São Paulo - O presidente colombiano, Álvaro Uribe, disse ontem que ''deplora'' a referência do presidente Luiz Inácio Lula da Silva à crise de seu país com a Venezuela como ''um caso de assuntos pessoais''. Na véspera, Lula afirmou que há apenas um conflito verbal entre os dois países e não uma disputa mais grave.
''Uribe deplora a forma com a qual Lula, com quem cultivamos as melhores relações, tenha se referido à nossa situação com a República Bolivariana da Venezuela como se fosse um caso de assuntos pessoais'', diz um comunicado da Presidência, que critica o brasileiro por ter ignorado a ameaça que representa a presença de guerrilheiros colombianos em território venezuelano.

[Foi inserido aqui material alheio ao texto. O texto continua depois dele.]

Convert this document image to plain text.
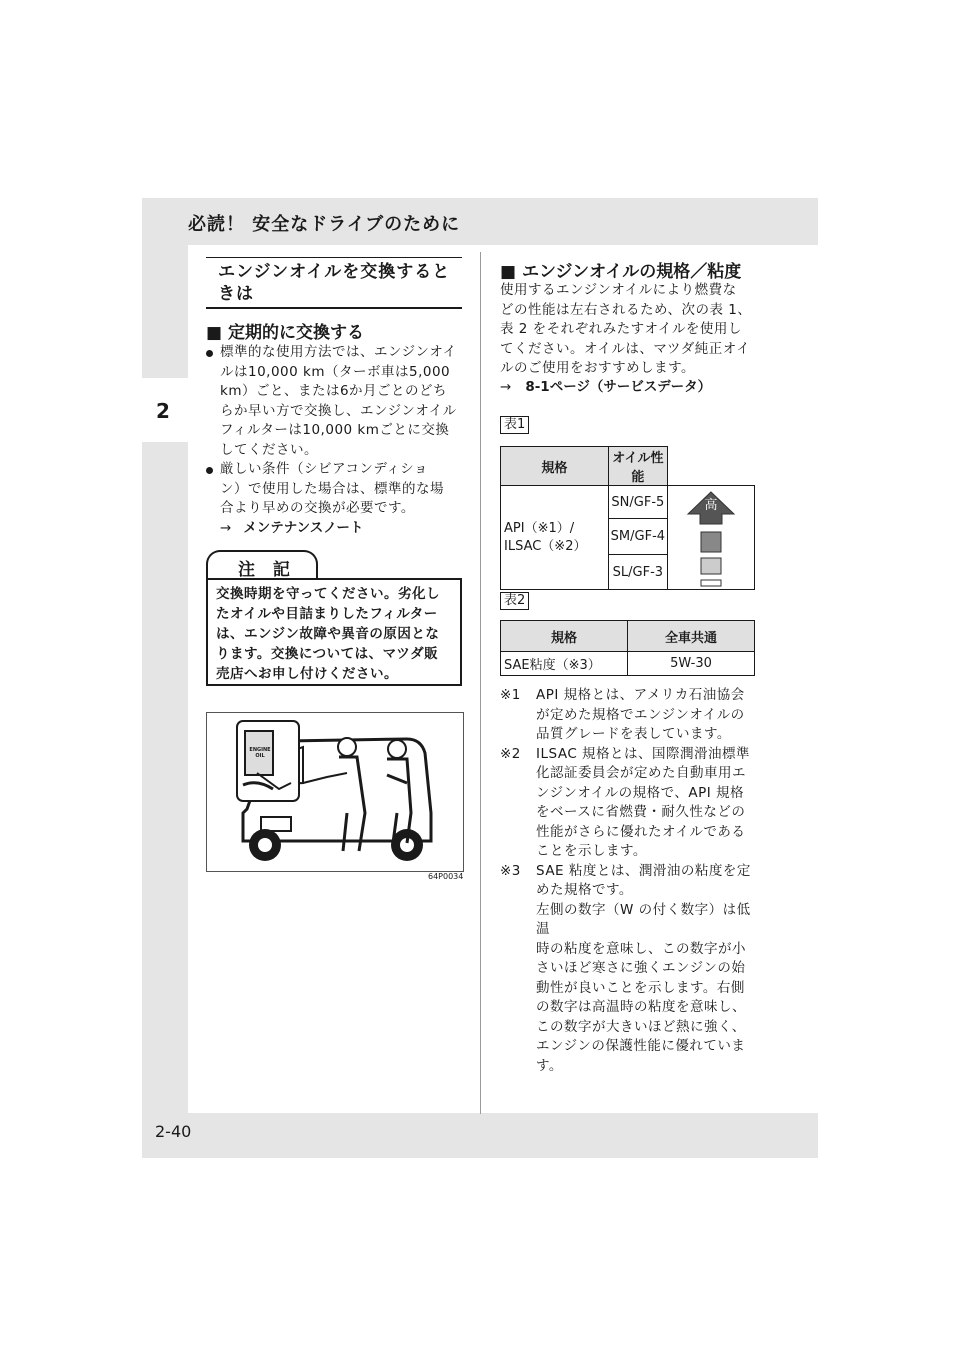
必読！ 安全なドライブのために
2
2-40
エンジンオイルを交換すると
きは
■ 定期的に交換する
標準的な使用方法では、エンジンオイ
ルは10,000 km（ターボ車は5,000
km）ごと、または6か月ごとのどち
らか早い方で交換し、エンジンオイル
フィルターは10,000 kmごとに交換
してください。
厳しい条件（シビアコンディショ
ン）で使用した場合は、標準的な場
合より早めの交換が必要です。
→ メンテナンスノート
注 記
交換時期を守ってください。劣化し
たオイルや目詰まりしたフィルター
は、エンジン故障や異音の原因とな
ります。交換については、マツダ販
売店へお申し付けください。
ENGINE OIL
64P0034
■ エンジンオイルの規格／粘度
使用するエンジンオイルにより燃費な
どの性能は左右されるため、次の表 1、
表 2 をそれぞれみたすオイルを使用し
てください。オイルは、マツダ純正オイ
ルのご使用をおすすめします。
→ 8-1ページ（サービスデータ）
表1
規格	オイル性能	

API（※1）/
ILSAC（※2）	SN/GF-5	高

	SM/GF-4	
	SL/GF-3	
表2
規格	全車共通
SAE粘度（※3）	5W-30
※1 API 規格とは、アメリカ石油協会
が定めた規格でエンジンオイルの
品質グレードを表しています。
※2 ILSAC 規格とは、国際潤滑油標準
化認証委員会が定めた自動車用エ
ンジンオイルの規格で、API 規格
をベースに省燃費・耐久性などの
性能がさらに優れたオイルである
ことを示します。
※3 SAE 粘度とは、潤滑油の粘度を定
めた規格です。
左側の数字（W の付く数字）は低温
時の粘度を意味し、この数字が小
さいほど寒さに強くエンジンの始
動性が良いことを示します。右側
の数字は高温時の粘度を意味し、
この数字が大きいほど熱に強く、
エンジンの保護性能に優れていま
す。
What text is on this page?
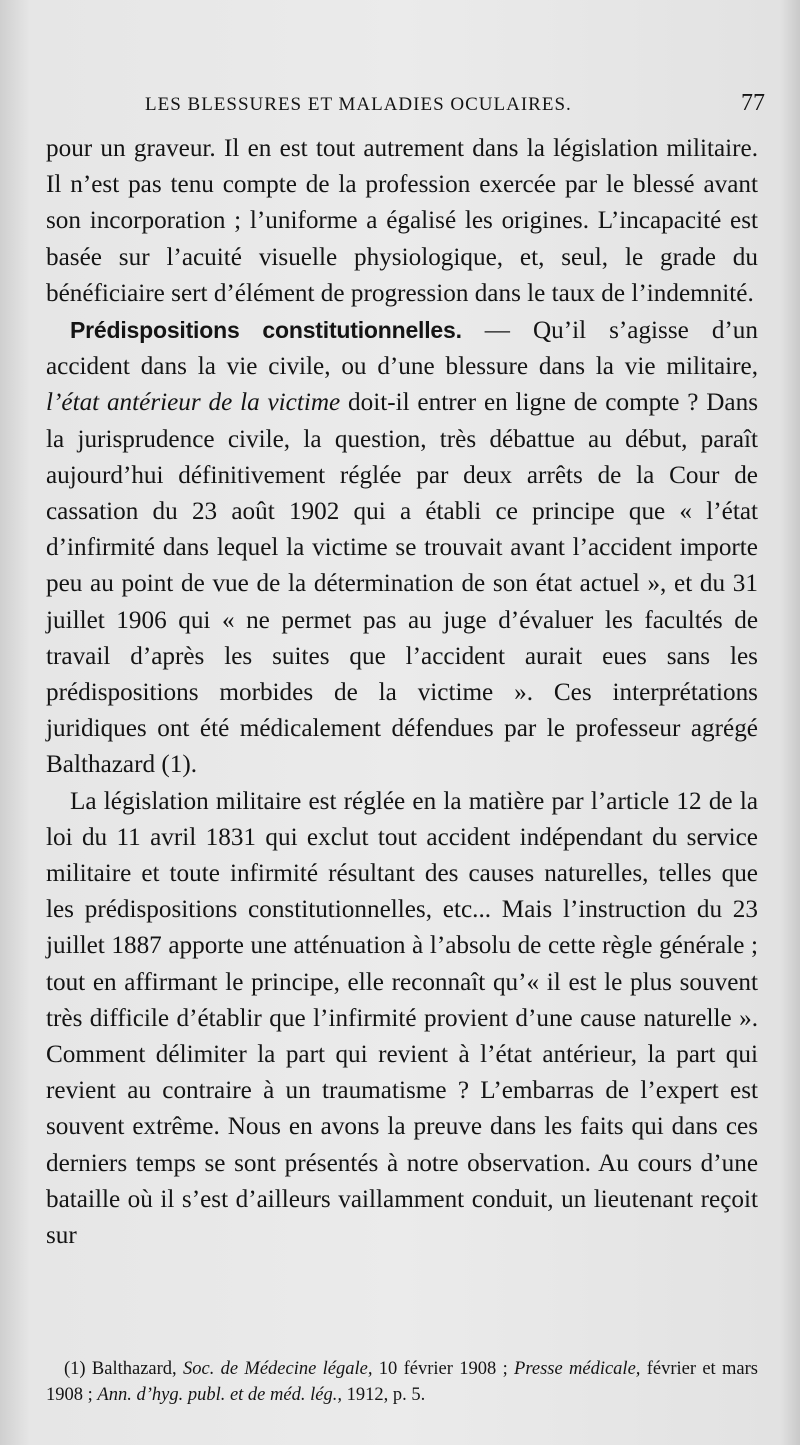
LES BLESSURES ET MALADIES OCULAIRES.	77

pour un graveur. Il en est tout autrement dans la législation militaire. Il n’est pas tenu compte de la profession exercée par le blessé avant son incorporation ; l’uniforme a égalisé les origines. L’incapacité est basée sur l’acuité visuelle physiologique, et, seul, le grade du bénéficiaire sert d’élément de progression dans le taux de l’indemnité.

Prédispositions constitutionnelles. — Qu’il s’agisse d’un accident dans la vie civile, ou d’une blessure dans la vie militaire, l’état antérieur de la victime doit-il entrer en ligne de compte ? Dans la jurisprudence civile, la question, très débattue au début, paraît aujourd’hui définitivement réglée par deux arrêts de la Cour de cassation du 23 août 1902 qui a établi ce principe que « l’état d’infirmité dans lequel la victime se trouvait avant l’accident importe peu au point de vue de la détermination de son état actuel », et du 31 juillet 1906 qui « ne permet pas au juge d’évaluer les facultés de travail d’après les suites que l’accident aurait eues sans les prédispositions morbides de la victime ». Ces interprétations juridiques ont été médicalement défendues par le professeur agrégé Balthazard (1).

La législation militaire est réglée en la matière par l’article 12 de la loi du 11 avril 1831 qui exclut tout accident indépendant du service militaire et toute infirmité résultant des causes naturelles, telles que les prédispositions constitutionnelles, etc... Mais l’instruction du 23 juillet 1887 apporte une atténuation à l’absolu de cette règle générale ; tout en affirmant le principe, elle reconnaît qu’« il est le plus souvent très difficile d’établir que l’infirmité provient d’une cause naturelle ». Comment délimiter la part qui revient à l’état antérieur, la part qui revient au contraire à un traumatisme ? L’embarras de l’expert est souvent extrême. Nous en avons la preuve dans les faits qui dans ces derniers temps se sont présentés à notre observation. Au cours d’une bataille où il s’est d’ailleurs vaillamment conduit, un lieutenant reçoit sur

(1) Balthazard, Soc. de Médecine légale, 10 février 1908 ; Presse médicale, février et mars 1908 ; Ann. d’hyg. publ. et de méd. lég., 1912, p. 5.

O comunicado diz ainda que Lula desconhece o esforço colombiano para buscar soluções através do diálogo. ''Repetimos com todo o respeito ao presidente Lula e ao governo do Brasil que a única solução que a Colômbia aceita é que não se permita a presença dos terroristas em território venezuelano.''
O texto se refere às declarações de quarta-feira do presidente Lula, que afirmou que pretende se reunir com Chávez e o novo presidente colombiano, Juan Manuel Santos, que toma posse dia 7, em prol de uma conciliação. ''Pretendo conversar muito com o Chávez, muito com o Santos, porque acho que o tempo é de paz e não de guerra'', afirmou Lula, em entrevista após reunião de trabalho e de almoço com o presidente da Nicarágua, Daniel Ortega. ''Ainda não vi conflito. Eu vi conflito verbal, que é o que ouvimos mais aqui na América Latina. O que temos de ter primeiro é paciência. (...) Acho que temos interesse da Unasul construir a paz. Acho que temos de restabelecer a normalidade nas relações entre Venezuela e Colômbia porque são dois países importantes'', afirmou.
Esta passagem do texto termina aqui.